ジャックの父は1913、4年(つまり第一次大戦直前)フランスから入植地の管理人として赴任したがすぐに戦争に招集され、あっという間に欧州戦線で戦死する。父親すなわち最初の人間である父を知ろうとジャックは巡礼の旅にでるのであるが(故郷に母や親族を尋ねるのであるが)誰の記憶にも残っていない。
だからジャック自身が最初の人間なのである(というのが題名の意味だろう)。フランスからのアルジェリアへの入植者はいってみれば日本で1931年から1945年までに実施された満蒙開拓団と同じである。現代ではイスラエルがパレスチナ人の居住地に入植を強行しているのと同じである。

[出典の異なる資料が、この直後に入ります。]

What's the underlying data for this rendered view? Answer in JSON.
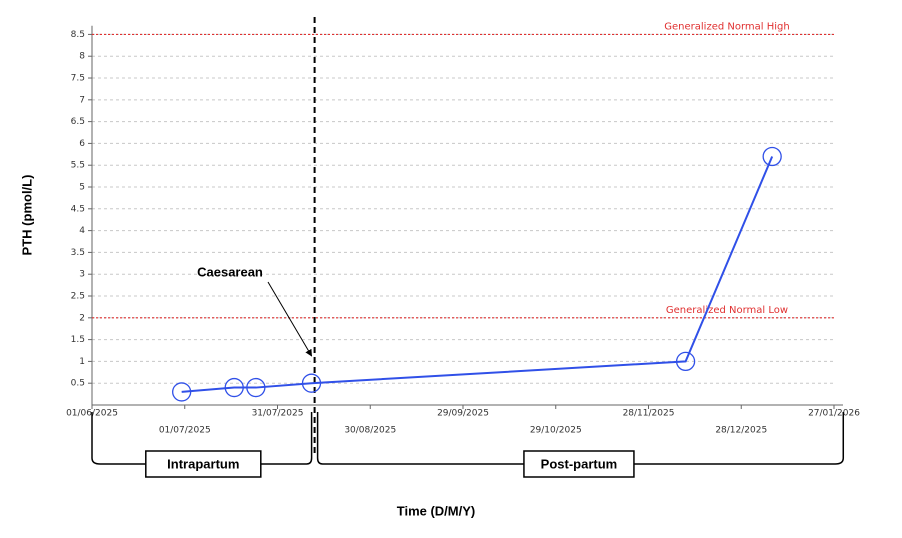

入植者というのは本国で生計が立ち行かなくなった農民が主体である。中には本国で失業した肉体労働者そして一部の事務労働者(サラリーマン)もいたであろう。ジャックの父は管理人という立場で赴任したのだからフランスではどうにか文字の読める階級であったらしい。
当然現地のベルベル人、アラブ人との紛争がおこる。現地人による残虐行為がある。フランスの軍隊、官憲も報復する。入植地ではどこでもあることである。
父は現地アルジェリアで先住の欧州人家族から妻を調達したらしい。夫が戦死したから妻(母)一族はアルジェに出て来た。ジャックはそこで育つ。
ところで前回カミュの幼少年時代に電灯があったのかあまり記述に記憶に残る所が無かったと書いたが、「最初の人間」の第二部にいたり、石油ランプの記述が頻出する。つまり貧困地区の家庭では電灯は敷かれていなかったのである。
カミュは太陽の作家である。光線の作家である。意識の芽生えてくる少年期の恐怖は闇(すなわち夜)である。そこで夜の不安を語る様になって急に石油ランプへの言及が多くなった。
アルジェリアは8年間にわたる独立戦争により1962年フランスから独立した。カミュが自動車事故で死んだ二年後であった。